Je n’ignore pas que Germaine Beaulieu a produit une œuvre qui fait partie depuis longtemps de notre paysage culturel, y occupant une place importante. Mais comme je viens de le souligner et pour les raisons que je viens d’énoncer, je me bornerai à présenter seulement le recueil unique, à plus d’un titre, qu’est Empreintes.

Une empreinte, du moins celle que laisse un être humain, est chose légère, souvent invisible à l’œil nu, trace fine. Les poèmes d’Empreintes me font songer à des dessins, aérés, où le blanc de la surface reçoit l’empreinte raréfiée d’un trait, où sans jamais appuyer, l’artiste avec une pointe fine fait valoir l’idée qui l’habite avec finesse, sans jamais insister. Nous sommes ici dans le minimalisme.

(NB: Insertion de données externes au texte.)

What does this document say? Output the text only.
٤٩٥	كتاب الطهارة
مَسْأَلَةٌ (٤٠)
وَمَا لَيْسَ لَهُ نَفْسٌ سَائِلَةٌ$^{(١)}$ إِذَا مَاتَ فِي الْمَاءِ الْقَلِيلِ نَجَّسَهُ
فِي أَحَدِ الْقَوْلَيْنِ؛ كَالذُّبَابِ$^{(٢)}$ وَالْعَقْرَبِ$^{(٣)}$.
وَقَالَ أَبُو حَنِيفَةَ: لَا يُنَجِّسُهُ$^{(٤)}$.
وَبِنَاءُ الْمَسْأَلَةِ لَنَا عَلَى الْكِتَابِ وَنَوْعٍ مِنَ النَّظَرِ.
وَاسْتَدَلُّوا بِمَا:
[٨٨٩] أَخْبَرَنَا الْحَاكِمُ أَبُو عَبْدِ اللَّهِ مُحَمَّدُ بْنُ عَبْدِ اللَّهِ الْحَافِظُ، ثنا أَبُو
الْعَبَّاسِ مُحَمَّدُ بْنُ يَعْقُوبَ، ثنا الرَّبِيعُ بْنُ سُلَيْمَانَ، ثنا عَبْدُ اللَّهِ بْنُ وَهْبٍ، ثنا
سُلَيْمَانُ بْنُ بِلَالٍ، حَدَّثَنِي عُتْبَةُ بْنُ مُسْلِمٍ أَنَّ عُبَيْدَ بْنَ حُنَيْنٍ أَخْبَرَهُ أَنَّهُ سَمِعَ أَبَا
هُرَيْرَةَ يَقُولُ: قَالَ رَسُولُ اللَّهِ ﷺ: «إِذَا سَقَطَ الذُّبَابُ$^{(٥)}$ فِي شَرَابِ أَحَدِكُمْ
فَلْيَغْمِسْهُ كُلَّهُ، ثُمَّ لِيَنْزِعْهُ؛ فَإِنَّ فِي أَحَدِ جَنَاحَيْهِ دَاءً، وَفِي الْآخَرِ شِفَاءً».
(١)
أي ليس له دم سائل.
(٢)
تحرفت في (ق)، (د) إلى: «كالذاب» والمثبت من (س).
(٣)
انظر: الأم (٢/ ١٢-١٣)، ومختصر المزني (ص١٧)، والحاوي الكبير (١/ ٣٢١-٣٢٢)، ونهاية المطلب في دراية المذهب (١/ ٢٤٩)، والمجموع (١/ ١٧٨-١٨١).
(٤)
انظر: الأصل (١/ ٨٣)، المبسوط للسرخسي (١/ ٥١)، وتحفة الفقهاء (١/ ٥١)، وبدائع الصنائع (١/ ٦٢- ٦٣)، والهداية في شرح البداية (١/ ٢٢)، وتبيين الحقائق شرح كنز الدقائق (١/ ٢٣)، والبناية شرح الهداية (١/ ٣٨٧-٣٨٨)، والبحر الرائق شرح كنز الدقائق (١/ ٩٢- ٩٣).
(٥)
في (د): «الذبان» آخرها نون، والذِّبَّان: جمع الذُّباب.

Lire ce recueil, c’est parcourir une galerie de poèmes. Comme lors d’une exposition de dessins, où le public observe les œuvres les unes après les autres pour réaliser bientôt qu’elles entretiennent entre elles de subtils rapports, le lecteur des poèmes de ce recueil doit prendre le temps d’observer longuement les pièces qui le composent. On dira que c’est toujours ainsi qu’on lit les ouvrages de poésie. Mais cela est peut-être surtout vrai ici et du moins souhaitable dans le cas des ouvrages où règne un certain laconisme. Les poèmes brefs ne s’étendent justement pas en longueur, ils ne se déploient pas à travers un souffle poussant les lecteurs de l’avant. Ils sont plutôt comme des pierres qu’il convient d’observer longuement afin d’en découvrir le langage secret. Qui finalement ne s’avère pas si secret que cela, la pierre déhiscente en venant à s’ouvrir pour révéler alors son sens, pour peu qu’on lui ait laissé le temps d’agir en nous.

Je tiens à cette analogie. Chaque section du recueil évoque pour moi les salles d’une exposition. Tous les poèmes, si brefs soient-ils, éveillent en nous des impressions, suggèrent des pensées, donnent à voir le monde, tant celui du dedans que celui où vont claudiquant nos corps, dans un vaste corps social en proie aux soubresauts de l’histoire.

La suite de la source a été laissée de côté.